Organizing committee

  • Mark Wynne, Federal Reserve Bank of Dallas
  • Larry Schembri, Bank of Canada
  • Michael Devereux, University of British Columbia
  • Ananth Ramanarayanan, Federal Reserve Bank of Dallas
  • Ali Dib, Bank of Canada

Note: Attendance is by invitation only.

Program Agenda

Friday, November 13
7:30 a.m.   Registration and Continental Breakfast
8:20 a.m.   Welcome
Richard Fisher, Federal Reserve Bank of Dallas
Lawrence Schembri, Bank of Canada

Session 1

8:30 a.m.   How Did a Domestic Housing Slump Turn into a Global Financial Crisis
Steve Kamin* and Laurie Pounder, Federal Reserve Board
    Discussant: Larry Schembri, Bank of Canada
9:30 a.m.   The Composition Matters: Capital Inflows and Liquidity Crunch During a Global Economic Crisis
Hui Tong*, IMF and Shang-Jin Wei, Columbia University
    Discussant: Philipp Maier, Bank of Canada
10:30 a.m.   Break
10:45 a.m.   Financial Integration and Business Cycle Synchronization
Sebnem Kalemli-Ozcan*, University of Houston; Elias Papaioannou, Dartmouth College; and José Luis Peydró, European Central Bank
    Discussant: Frank Warnock, University of Virginia;
11:45 a.m.   Leverage Constraints and the International Transmission of Shocks
Michael B. Devereux*, University of British Columbia and James Yetman, Bank for International Settlements, Hong Kong
    Discussant: Alessandro Rebucci, Inter-American Development Bank
12.45 p.m.   Lunch

Session 2

2 p.m.   Banks, Credit Market Frictions, and Business Cycles
Ali Dib, Bank of Canada
    Discussant: Federico Mandelman, Federal Reserve Bank of Atlanta
3 p.m.   Limited Asset Market Participation and the Consumption-Real Exchange Rate Anomaly
Robert Kollmann, Université Libre de Bruxelles
    Discussant: Simona Cociuba, Federal Reserve Bank of Dallas
4 p.m.   Break
4:30 p.m.   What Happened to the Good Old Days?

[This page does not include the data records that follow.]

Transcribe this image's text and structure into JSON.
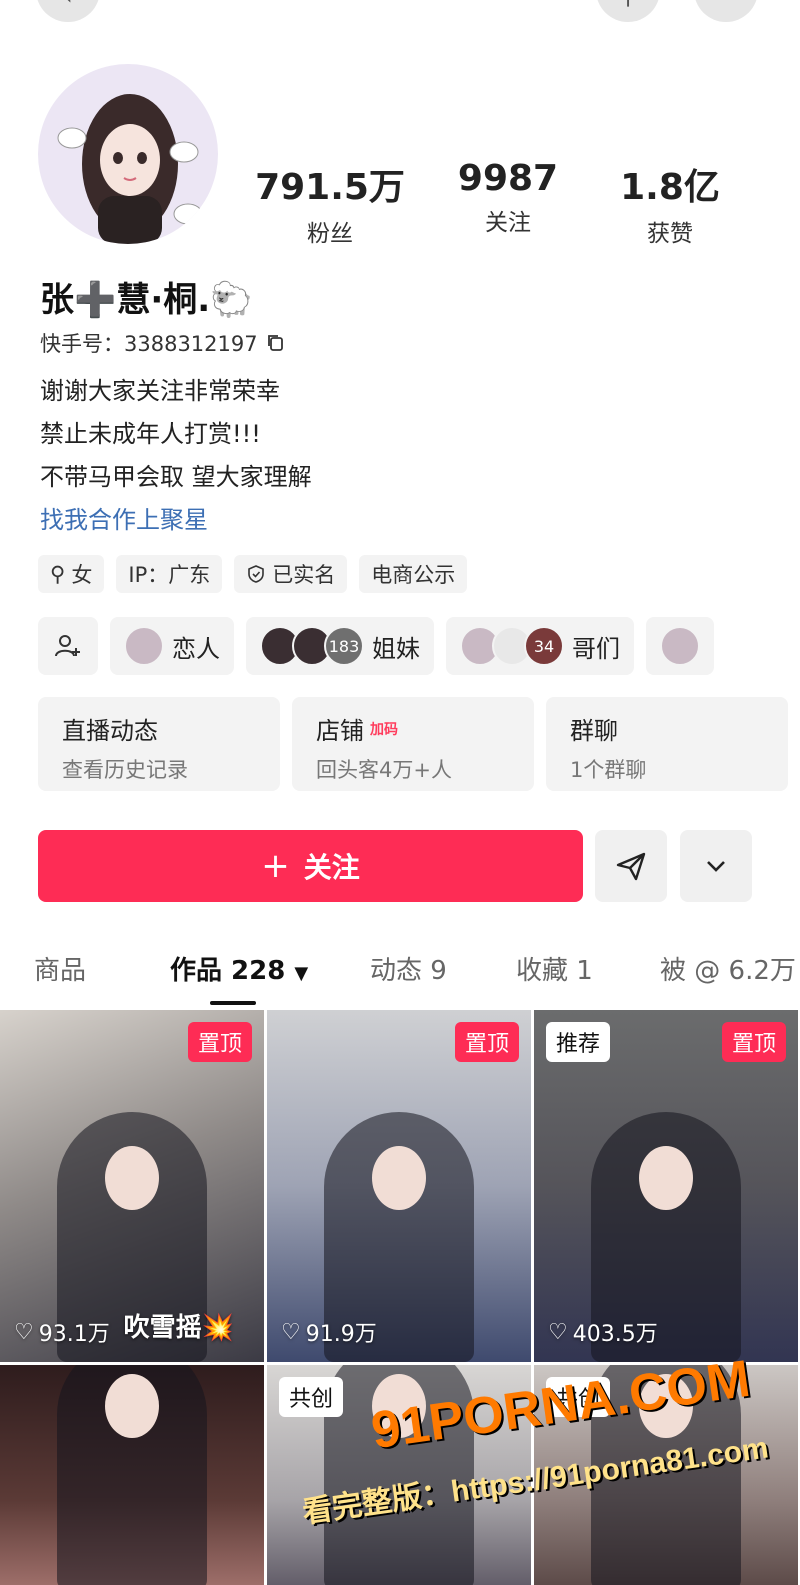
{
  "profile": {
    "name": "张➕慧·桐.🐑",
    "uid_label": "快手号：3388312197",
    "stats": [
      {
        "value": "791.5万",
        "label": "粉丝"
      },
      {
        "value": "9987",
        "label": "关注"
      },
      {
        "value": "1.8亿",
        "label": "获赞"
      }
    ],
    "bio": [
      "谢谢大家关注非常荣幸",
      "禁止未成年人打赏!!!",
      "不带马甲会取 望大家理解"
    ],
    "bio_link": "找我合作上聚星",
    "tags": [
      "女",
      "IP：广东",
      "已实名",
      "电商公示"
    ]
  },
  "relations": {
    "lovers": "恋人",
    "sisters": "姐妹",
    "sisters_count": "183",
    "brothers": "哥们",
    "brothers_count": "34"
  },
  "cards": [
    {
      "title": "直播动态",
      "sub": "查看历史记录",
      "badge": ""
    },
    {
      "title": "店铺",
      "sub": "回头客4万+人",
      "badge": "加码"
    },
    {
      "title": "群聊",
      "sub": "1个群聊",
      "badge": ""
    }
  ],
  "follow_label": "关注",
  "tabs": [
    "商品",
    "作品 228",
    "动态 9",
    "收藏 1",
    "被 @ 6.2万"
  ],
  "posts": [
    {
      "badge": "置顶",
      "likes": "93.1万",
      "overlay": "吹雪摇💥"
    },
    {
      "badge": "置顶",
      "likes": "91.9万"
    },
    {
      "badge_left": "推荐",
      "badge": "置顶",
      "likes": "403.5万"
    },
    {},
    {
      "badge_left": "共创"
    },
    {
      "badge_left": "共创"
    }
  ],
  "watermark": {
    "line1": "91PORNA.COM",
    "line2": "看完整版：https://91porna81.com"
  },
  "colors": {
    "accent": "#fe2c55",
    "link": "#3d6fb4"
  }
}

The Role of Expenditure Switching in the Global Imbalance Adjustment
Wei Dong, Bank of Canada
    Discussant: Viktoria Hnatkovska, University of British Columbia;
5:30   Reception and Dinner
Saturday November 14
7:30 a.m.   Continental Breakfast

Session 3

8:30 a.m.   Managing Credit Booms and Busts: A Pigouvian Taxation Approach
Olivier Jeanne, Johns Hopkins University; and Anton Korinek*, University of Maryland
    Discussant: David Cook, Hong Kong University of Science and Technology
9:30 a.m.   Sovereign Default and Banking
Igor Livshits*, University of Western Ontario; and Koen Schoors, University of Ghent
    Discussant: Ananth Ramanarayanan, Federal Reserve Bank of Dallas
10:30 a.m.   Break
10.45 a.m.   Sudden Stops, Financial Crises and Leverage
Enrique Mendoza, University of Maryland
    Discussant: Cristina Arellano, Federal Reserve Bank of Minneapolis
11:45 a.m.   Why Do Emerging Economies Import Direct Investment and Export Savings? A Story of Financial Underdevelopment
Diego Valderrama*, Federal Reserve Bank of San Francisco; and Katherine A. Smith, U.S. Naval Academy
    Discussant: Ron Alquist, Bank of Canada
12:45 p.m.   Lunch
1:30 p.m.   Conference Adjourns
*Denotes presenter on mulitple-author paper.